クロエは、スティードをキッと睨みつけた。
「そもそもスティードだって、色々話してないことがあったでしょ。マリオンが男装してるなんて知らなかったわ。だから最初、彼女だって気づかず話しかけちゃったんだし」
「男装? なんのこと?」
不思議そうに聞き返され、戸惑う。
「なにって……マリオンは男の子の格好をしていたのよ」
「男の子の恰好……? それはおかしいよ。ゲームにはそんな要素まったく出てこなかった」
「私の話を嘘だと思ってるの?」
「まさか。クロエを疑ったりはしないよ」
心外だと言いたげに眉を下げるスティードを見て、クロエはふんっと鼻を鳴らした。
「そもそもおかしいと思っていたんだ。
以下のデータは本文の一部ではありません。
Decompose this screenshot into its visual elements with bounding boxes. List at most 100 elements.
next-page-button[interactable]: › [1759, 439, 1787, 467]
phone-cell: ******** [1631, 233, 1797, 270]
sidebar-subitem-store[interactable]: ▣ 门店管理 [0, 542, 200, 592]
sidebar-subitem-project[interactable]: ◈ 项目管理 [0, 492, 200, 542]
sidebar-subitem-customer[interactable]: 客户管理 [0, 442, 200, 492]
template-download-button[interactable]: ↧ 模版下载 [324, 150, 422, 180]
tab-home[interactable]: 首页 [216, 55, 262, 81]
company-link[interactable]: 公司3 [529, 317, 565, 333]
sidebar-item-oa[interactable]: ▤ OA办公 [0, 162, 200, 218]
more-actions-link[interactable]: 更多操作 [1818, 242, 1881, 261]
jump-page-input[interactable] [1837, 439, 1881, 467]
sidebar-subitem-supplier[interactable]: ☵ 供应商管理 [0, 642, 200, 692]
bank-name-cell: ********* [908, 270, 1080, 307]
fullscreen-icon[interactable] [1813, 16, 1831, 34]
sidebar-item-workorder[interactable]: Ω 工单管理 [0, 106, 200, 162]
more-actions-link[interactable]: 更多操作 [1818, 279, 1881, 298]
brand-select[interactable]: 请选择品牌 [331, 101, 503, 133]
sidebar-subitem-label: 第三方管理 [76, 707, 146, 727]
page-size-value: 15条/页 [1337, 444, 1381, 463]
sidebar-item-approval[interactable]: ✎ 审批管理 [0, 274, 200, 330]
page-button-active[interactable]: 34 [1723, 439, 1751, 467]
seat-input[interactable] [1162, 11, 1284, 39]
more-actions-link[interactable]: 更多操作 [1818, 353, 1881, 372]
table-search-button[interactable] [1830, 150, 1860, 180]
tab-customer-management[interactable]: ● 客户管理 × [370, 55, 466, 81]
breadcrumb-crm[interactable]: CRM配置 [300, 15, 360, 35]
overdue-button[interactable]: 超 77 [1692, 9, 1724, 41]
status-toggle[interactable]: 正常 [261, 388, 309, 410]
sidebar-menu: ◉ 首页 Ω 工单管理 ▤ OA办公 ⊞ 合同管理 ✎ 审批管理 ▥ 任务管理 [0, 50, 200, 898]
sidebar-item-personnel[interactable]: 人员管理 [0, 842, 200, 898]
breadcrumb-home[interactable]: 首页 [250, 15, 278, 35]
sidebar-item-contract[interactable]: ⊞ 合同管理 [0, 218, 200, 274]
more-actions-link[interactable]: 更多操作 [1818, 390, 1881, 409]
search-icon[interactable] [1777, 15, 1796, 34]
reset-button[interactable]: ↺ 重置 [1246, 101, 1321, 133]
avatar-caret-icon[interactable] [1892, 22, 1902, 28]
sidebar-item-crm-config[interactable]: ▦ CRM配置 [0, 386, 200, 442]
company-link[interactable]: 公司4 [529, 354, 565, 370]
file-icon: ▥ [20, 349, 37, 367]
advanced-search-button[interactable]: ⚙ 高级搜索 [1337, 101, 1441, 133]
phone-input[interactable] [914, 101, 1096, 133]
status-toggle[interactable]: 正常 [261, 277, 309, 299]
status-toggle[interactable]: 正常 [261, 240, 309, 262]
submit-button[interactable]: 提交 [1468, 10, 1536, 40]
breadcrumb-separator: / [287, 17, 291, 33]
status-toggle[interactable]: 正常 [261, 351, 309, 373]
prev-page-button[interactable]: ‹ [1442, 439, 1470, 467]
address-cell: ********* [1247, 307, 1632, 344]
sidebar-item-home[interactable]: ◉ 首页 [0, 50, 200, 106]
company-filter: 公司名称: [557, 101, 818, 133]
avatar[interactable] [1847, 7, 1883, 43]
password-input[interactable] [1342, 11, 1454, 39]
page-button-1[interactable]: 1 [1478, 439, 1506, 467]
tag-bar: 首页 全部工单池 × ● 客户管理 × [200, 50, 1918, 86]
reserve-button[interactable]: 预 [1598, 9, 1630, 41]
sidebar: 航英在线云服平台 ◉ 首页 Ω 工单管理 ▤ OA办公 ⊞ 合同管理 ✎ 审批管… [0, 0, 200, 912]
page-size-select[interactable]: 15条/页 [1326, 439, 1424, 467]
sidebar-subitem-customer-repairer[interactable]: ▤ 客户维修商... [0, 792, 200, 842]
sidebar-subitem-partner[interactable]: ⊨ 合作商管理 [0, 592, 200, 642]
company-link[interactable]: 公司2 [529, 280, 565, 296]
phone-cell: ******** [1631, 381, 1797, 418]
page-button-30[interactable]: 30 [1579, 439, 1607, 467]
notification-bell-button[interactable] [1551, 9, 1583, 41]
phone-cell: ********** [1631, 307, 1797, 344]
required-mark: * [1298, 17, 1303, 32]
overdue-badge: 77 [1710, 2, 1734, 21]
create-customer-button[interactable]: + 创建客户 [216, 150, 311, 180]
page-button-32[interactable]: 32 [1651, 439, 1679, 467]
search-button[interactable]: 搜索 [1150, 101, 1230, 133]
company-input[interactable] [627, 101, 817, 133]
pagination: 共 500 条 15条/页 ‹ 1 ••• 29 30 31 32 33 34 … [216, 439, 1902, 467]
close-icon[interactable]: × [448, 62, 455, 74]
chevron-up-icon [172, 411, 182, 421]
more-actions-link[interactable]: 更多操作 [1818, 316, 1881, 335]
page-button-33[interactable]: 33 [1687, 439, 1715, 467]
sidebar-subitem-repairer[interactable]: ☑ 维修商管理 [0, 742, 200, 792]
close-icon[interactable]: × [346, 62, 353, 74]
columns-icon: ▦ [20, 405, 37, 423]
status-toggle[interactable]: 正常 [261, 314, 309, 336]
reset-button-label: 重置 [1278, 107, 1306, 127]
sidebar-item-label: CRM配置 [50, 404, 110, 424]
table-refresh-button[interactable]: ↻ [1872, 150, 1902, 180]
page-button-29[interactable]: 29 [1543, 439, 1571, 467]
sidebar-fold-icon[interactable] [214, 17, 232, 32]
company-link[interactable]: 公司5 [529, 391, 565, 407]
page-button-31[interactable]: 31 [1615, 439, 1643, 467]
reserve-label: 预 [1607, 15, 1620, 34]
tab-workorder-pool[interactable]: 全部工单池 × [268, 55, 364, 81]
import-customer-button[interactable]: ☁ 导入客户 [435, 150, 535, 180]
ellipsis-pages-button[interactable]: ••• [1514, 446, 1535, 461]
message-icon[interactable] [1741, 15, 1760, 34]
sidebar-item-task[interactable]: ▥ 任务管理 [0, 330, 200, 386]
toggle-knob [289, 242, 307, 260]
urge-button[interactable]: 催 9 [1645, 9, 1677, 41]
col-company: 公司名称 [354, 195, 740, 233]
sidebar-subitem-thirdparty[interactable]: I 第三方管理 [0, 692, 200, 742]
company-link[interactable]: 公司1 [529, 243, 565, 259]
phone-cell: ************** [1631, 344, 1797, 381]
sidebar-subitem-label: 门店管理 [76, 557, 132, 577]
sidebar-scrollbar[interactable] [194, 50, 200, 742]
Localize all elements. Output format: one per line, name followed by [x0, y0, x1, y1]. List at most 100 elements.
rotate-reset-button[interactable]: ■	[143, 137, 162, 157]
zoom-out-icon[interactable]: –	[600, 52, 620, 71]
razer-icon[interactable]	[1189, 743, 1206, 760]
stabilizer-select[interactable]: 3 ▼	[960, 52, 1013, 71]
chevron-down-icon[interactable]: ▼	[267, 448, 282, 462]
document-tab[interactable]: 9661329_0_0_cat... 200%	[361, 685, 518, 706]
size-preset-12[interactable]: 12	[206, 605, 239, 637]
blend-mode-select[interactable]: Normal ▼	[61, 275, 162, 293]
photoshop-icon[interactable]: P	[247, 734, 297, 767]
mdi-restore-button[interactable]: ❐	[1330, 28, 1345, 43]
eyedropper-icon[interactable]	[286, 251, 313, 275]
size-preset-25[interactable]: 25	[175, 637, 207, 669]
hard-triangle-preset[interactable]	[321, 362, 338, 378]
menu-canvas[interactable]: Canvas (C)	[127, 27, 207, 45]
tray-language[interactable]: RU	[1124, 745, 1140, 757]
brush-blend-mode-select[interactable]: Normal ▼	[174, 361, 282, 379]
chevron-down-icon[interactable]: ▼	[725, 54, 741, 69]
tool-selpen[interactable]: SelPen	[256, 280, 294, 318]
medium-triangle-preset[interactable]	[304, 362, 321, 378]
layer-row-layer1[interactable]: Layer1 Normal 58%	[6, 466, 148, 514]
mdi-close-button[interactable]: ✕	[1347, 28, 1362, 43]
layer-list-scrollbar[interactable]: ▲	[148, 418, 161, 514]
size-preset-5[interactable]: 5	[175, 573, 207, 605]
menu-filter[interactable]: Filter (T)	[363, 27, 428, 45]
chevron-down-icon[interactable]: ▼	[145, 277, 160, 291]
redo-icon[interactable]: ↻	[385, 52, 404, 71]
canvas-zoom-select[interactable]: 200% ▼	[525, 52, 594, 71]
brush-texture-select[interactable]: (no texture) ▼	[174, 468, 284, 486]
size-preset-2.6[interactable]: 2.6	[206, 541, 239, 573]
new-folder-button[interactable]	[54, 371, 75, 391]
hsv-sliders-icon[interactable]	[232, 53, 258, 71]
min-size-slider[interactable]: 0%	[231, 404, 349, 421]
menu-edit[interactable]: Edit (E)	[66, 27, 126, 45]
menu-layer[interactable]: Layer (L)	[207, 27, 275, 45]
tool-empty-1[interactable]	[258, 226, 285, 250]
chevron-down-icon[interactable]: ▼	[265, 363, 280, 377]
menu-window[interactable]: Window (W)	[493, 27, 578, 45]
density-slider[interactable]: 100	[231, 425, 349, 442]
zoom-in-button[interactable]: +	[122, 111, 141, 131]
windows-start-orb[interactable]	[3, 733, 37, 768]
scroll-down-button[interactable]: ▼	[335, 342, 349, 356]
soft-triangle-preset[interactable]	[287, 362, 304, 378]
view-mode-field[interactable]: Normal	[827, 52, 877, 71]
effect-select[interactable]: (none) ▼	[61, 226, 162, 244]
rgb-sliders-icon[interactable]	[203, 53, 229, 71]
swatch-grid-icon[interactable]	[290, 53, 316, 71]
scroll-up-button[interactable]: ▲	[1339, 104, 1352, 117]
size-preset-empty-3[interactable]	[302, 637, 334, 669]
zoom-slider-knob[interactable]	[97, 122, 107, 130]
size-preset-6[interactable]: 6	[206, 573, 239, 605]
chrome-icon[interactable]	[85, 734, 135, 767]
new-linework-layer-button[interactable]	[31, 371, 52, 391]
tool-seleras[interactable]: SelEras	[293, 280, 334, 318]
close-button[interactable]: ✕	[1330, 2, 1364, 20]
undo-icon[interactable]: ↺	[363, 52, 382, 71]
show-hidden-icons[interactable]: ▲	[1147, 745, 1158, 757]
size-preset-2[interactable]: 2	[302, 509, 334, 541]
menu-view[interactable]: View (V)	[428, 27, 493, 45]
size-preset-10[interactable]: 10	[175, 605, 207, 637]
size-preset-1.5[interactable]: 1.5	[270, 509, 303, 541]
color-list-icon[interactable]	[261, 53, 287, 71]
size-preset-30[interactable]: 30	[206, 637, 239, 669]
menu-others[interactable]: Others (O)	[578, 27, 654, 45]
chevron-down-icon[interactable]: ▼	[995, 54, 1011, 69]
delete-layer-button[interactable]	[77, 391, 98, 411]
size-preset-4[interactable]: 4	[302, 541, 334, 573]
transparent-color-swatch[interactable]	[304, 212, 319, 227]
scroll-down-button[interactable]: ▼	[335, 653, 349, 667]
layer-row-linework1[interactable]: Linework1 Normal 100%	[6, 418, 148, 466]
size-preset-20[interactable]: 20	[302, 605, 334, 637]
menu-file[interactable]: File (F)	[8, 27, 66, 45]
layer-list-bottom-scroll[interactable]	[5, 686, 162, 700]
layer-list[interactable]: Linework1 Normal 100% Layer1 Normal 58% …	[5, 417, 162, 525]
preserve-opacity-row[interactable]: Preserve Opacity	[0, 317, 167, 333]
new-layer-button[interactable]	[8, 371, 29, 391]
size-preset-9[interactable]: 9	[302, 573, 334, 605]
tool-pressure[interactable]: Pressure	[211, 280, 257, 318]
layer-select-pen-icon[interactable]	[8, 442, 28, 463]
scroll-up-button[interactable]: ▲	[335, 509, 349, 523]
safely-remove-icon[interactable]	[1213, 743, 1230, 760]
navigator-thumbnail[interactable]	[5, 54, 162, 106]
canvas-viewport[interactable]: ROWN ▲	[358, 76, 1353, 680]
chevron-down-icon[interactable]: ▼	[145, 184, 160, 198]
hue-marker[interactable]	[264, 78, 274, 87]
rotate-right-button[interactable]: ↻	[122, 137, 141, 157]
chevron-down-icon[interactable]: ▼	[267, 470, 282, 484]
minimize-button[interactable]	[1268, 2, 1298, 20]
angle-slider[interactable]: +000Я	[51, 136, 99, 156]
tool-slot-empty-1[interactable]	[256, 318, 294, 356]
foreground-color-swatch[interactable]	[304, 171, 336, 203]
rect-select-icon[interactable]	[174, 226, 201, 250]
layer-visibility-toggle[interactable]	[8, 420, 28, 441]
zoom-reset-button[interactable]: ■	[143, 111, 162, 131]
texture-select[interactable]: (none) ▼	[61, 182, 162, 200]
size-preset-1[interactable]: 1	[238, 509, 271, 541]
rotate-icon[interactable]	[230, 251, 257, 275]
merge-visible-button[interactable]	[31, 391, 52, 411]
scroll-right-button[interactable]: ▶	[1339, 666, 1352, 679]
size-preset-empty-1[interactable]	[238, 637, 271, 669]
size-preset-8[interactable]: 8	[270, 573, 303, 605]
この避暑地で起こるのは、ヒロインと婚約者のエピソードなんかじゃない。やっぱりそのマリオンという子は信用できないな」
またマリオンのことを悪く言った。
いっそわざと怒らせているのかと思うほどだ。
「マリオンだって嘘なんてついてないわよ! 実際にマリオンを捜してる婚約者候補とも会ったもの」
「クロエ。そんなエピソードもゲームでは発生してないんだよ。だから、そんなことが起きるのはおかしいんだよ」
ゲームのことばかり持ち出されて、いよいよ我慢ができなくなった。
目の前のクロエが話すことよりも、自分の記憶の中にあるゲームの出来事が正しいと思うなら、勝手にすればいいじゃないか。
そんな子供じみた気持ちがわいてきた。
「もういい。私の話なんて結局何も聞いてないのよ。そんな人と話してても意味ないわ! バカ、スティード!」
「えっ。ちょ、ちょっと待って。ごめんね。ちゃんと君の話は聞いているよ。……クロエ、待って。とにかく落ち着いて?」
「落ちついてってなに!? 馬でも宥めてるつもり!? だいたい落ち着いたって答えは変わらないわよ!」
頭にきすぎて、涙が出そうだ。
明らかに興奮しすぎている。
こんな幼い子供のような怒り方はどうかしていると、頭の中で冷静な自分が止めに入ってきた。
でも、止まれない。
やめとけというもう一人の自分の制止を振り切って、クロエは決定打となる一声を叫んだ。